Janis Joplin: Full Tilt

★★★★
theatre review (edinburgh) | Read in About 2 minutes
Published 05 Aug 2014

Janis Joplin, as director Cora Bissett has cannily realised, is a figure who seems to belong in the theatre. This was a woman who “prepared real hard at being spontaneous”, who invented fearless onstage alter-ego “Pearl”, who had to keep performing because if the mask slipped there might turn out to be nothing underneath.

It’s apt, then, that Angela Darcy is a performer through and through, uncannily animating Joplin in this tribute to her final days. Her “Pearl” sways, stomps and sings with raw, wounded passion, while Janis, the shadow of her onstage presence, swigs Southern Comfort and looks dismally in the mirror. Darcy is relentlessly intense in the central role, as dark one moment as she is shimmering the next. Her Joplin is one of undiluted extremes.

There’s a danger, as with all rock biographies, of romanticising the giddy swirl of drink, drugs and premature death that has become enshrined in pop cultural mythology.

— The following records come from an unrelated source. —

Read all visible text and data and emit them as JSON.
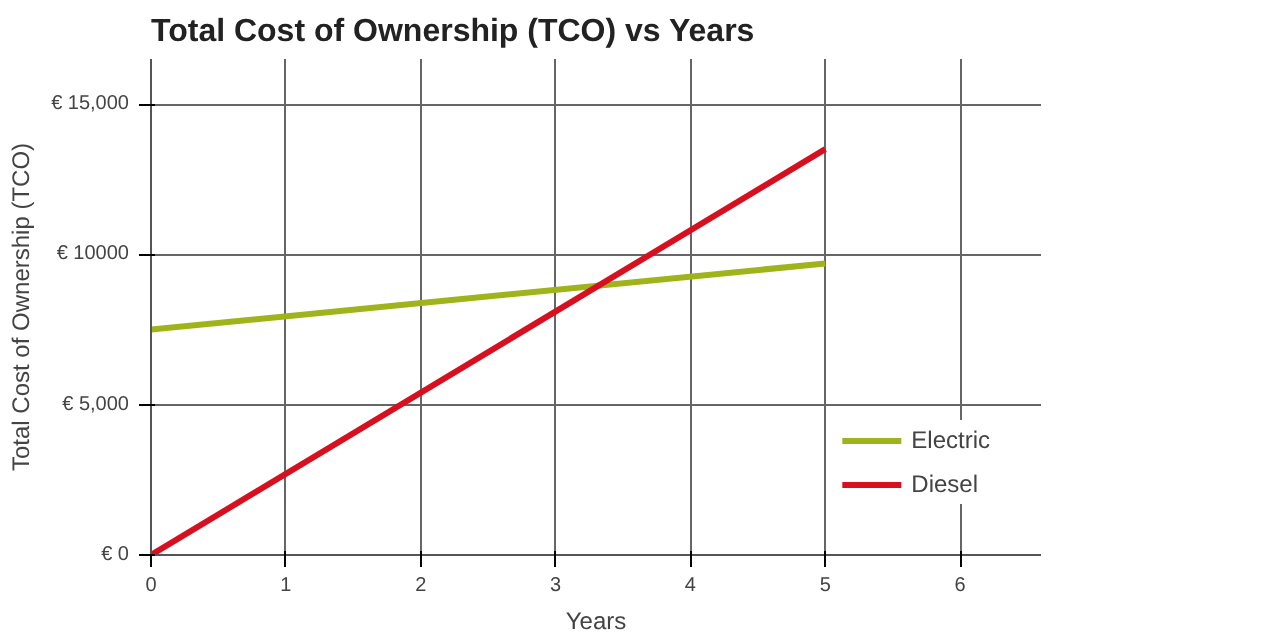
{
  "chart_data": {
    "type": "line",
    "title": "Total Cost of Ownership (TCO) vs Years",
    "xlabel": "Years",
    "ylabel": "Total Cost of Ownership (TCO)",
    "x": [
      0,
      5
    ],
    "series": [
      {
        "name": "Electric",
        "color": "#9fb31a",
        "values": [
          7500,
          9700
        ]
      },
      {
        "name": "Diesel",
        "color": "#d7101f",
        "values": [
          0,
          13500
        ]
      }
    ],
    "xlim": [
      0,
      6.6
    ],
    "ylim": [
      0,
      16500
    ],
    "xticks": [
      0,
      1,
      2,
      3,
      4,
      5,
      6
    ],
    "yticks": [
      {
        "value": 0,
        "label": "€ 0"
      },
      {
        "value": 5000,
        "label": "€ 5,000"
      },
      {
        "value": 10000,
        "label": "€ 10000"
      },
      {
        "value": 15000,
        "label": "€ 15,000"
      }
    ],
    "grid": true,
    "legend": "bottom right",
    "marker": "none",
    "line_style": "solid"
  }
}
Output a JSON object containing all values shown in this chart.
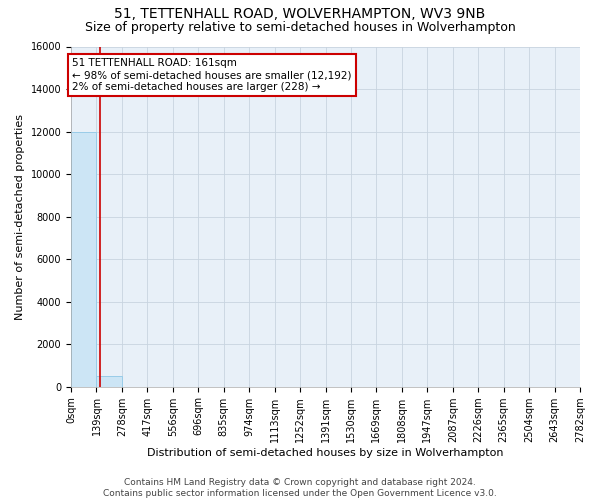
{
  "title_line1": "51, TETTENHALL ROAD, WOLVERHAMPTON, WV3 9NB",
  "title_line2": "Size of property relative to semi-detached houses in Wolverhampton",
  "xlabel": "Distribution of semi-detached houses by size in Wolverhampton",
  "ylabel_full": "Number of semi-detached properties",
  "footer_line1": "Contains HM Land Registry data © Crown copyright and database right 2024.",
  "footer_line2": "Contains public sector information licensed under the Open Government Licence v3.0.",
  "bin_edges": [
    0,
    139,
    278,
    417,
    556,
    696,
    835,
    974,
    1113,
    1252,
    1391,
    1530,
    1669,
    1808,
    1947,
    2087,
    2226,
    2365,
    2504,
    2643,
    2782
  ],
  "bin_labels": [
    "0sqm",
    "139sqm",
    "278sqm",
    "417sqm",
    "556sqm",
    "696sqm",
    "835sqm",
    "974sqm",
    "1113sqm",
    "1252sqm",
    "1391sqm",
    "1530sqm",
    "1669sqm",
    "1808sqm",
    "1947sqm",
    "2087sqm",
    "2226sqm",
    "2365sqm",
    "2504sqm",
    "2643sqm",
    "2782sqm"
  ],
  "bar_heights": [
    12000,
    500,
    0,
    0,
    0,
    0,
    0,
    0,
    0,
    0,
    0,
    0,
    0,
    0,
    0,
    0,
    0,
    0,
    0,
    0
  ],
  "bar_color": "#cce5f5",
  "bar_edgecolor": "#99cce8",
  "ylim": [
    0,
    16000
  ],
  "yticks": [
    0,
    2000,
    4000,
    6000,
    8000,
    10000,
    12000,
    14000,
    16000
  ],
  "property_size": 161,
  "property_line_color": "#cc0000",
  "annotation_title": "51 TETTENHALL ROAD: 161sqm",
  "annotation_line1": "← 98% of semi-detached houses are smaller (12,192)",
  "annotation_line2": "2% of semi-detached houses are larger (228) →",
  "annotation_box_facecolor": "#ffffff",
  "annotation_box_edgecolor": "#cc0000",
  "plot_bg_color": "#e8f0f8",
  "fig_bg_color": "#ffffff",
  "grid_color": "#c8d4e0",
  "title_fontsize": 10,
  "subtitle_fontsize": 9,
  "axis_label_fontsize": 8,
  "tick_fontsize": 7,
  "footer_fontsize": 6.5
}
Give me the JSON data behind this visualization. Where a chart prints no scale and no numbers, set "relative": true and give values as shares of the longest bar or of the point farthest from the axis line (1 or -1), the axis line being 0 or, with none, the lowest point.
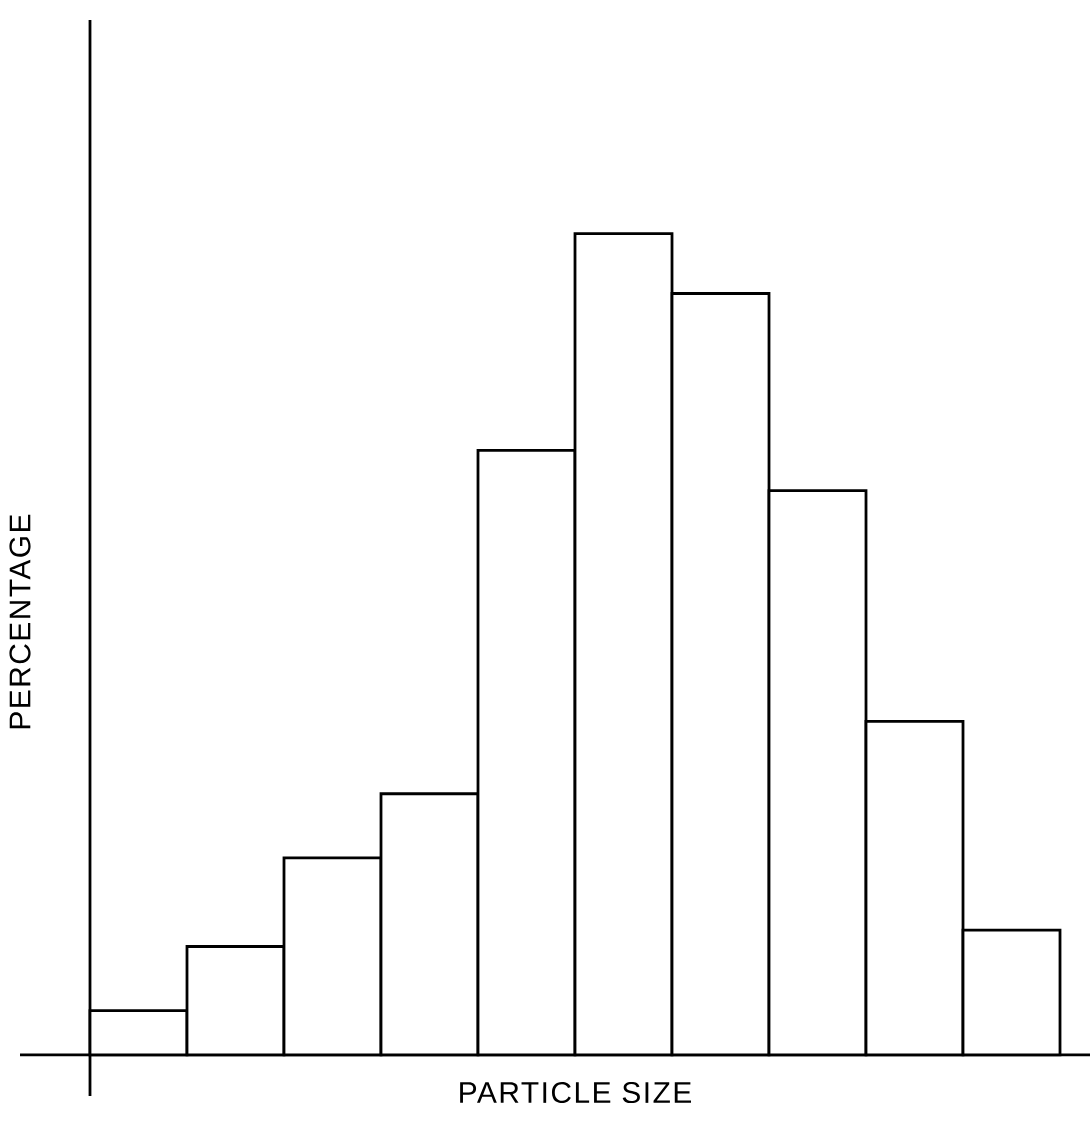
{
  "chart_data": {
    "type": "bar",
    "relative": true,
    "xlabel": "PARTICLE SIZE",
    "ylabel": "PERCENTAGE",
    "color": "#ffffff",
    "categories": [
      null,
      null,
      null,
      null,
      null,
      null,
      null,
      null,
      null,
      null
    ],
    "values": [
      0.054,
      0.132,
      0.24,
      0.318,
      0.736,
      1,
      0.927,
      0.687,
      0.406,
      0.152
    ]
  }
}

Peter Arnott’s script steers clear of this for the most part, drawing attention instead to the depths of Joplin’s loneliness, but there is nonetheless something intoxicating about the singer’s shambolic and ultimately destructive personality.

Much of this is down to the blistering central performance, which transforms theatre auditorium into euphoric gig. No doubt about it, this is Darcy’s show. As a result, it can feel like an experience that has been tailored around her extraordinary talent rather than one that is driven by its subject. But she does put on one hell of a show.